ABSTRACT

Cardiac excitation-contraction (E-C) coupling refers to the cascade of biological processes that begins with the cardiac action potential and ends with myocyte contraction and relaxation. It is intimately related to calcium homeostasis, myofilament sensitivity, and functions of cytoskeletal and sarcomeric proteins. E-C coupling forms the biophysical underpinnings of the inotropic state of the heart and accordingly, plays a central role in the pathogenesis and treatment of heart failure. In addition, physiological processes in the intact heart associated with E-C coupling (e.g. force-frequency relations, post-extrasystolic potentiation) are important because they (1) are fundamental physiological control mechanisms; (2) are frequently utilized as indices of myocardial function; and (3) play a role in the response to exercise.1-3

The investigation of E-C coupling highlights the advantages and limitations of a parochial approach to scientific study (i.e. reductionist cellular versus integrative physiological). Thus, whereas E-C coupling involves specific subcellular movements of calcium ions, its ultimate impact on cardiac performance results from a complex interplay between the intrinsic properties of the cardio-myocytes, chamber properties, loading conditions, and the extracellular matrix.
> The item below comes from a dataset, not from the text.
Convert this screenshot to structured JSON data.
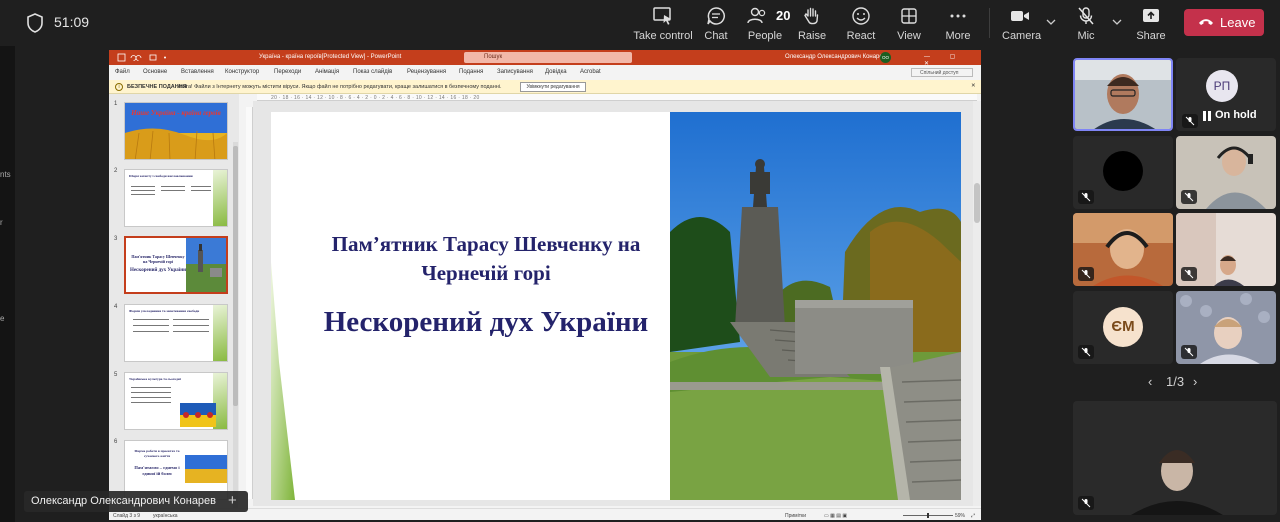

Moreover, in vitro studies are critically dependent on experimental conditions; for example, the sarcoplasmic reticulum (SR) Ca2+ load is sensitive to many experimental variables, including frequency, temperature, mean [Ca2+]i, [Na+]i, [K+]i, action potential configuration and duration. Thus clear insight into the physiology of E-C coupling requires complementary studies at the isolated myocyte and intact organism levels. Nevertheless, since E-C coupling in health and disease are, by first principles, manifestations of myocyte calcium handling, a firm grasp of the calcium transient and calcium homeostasis is warranted.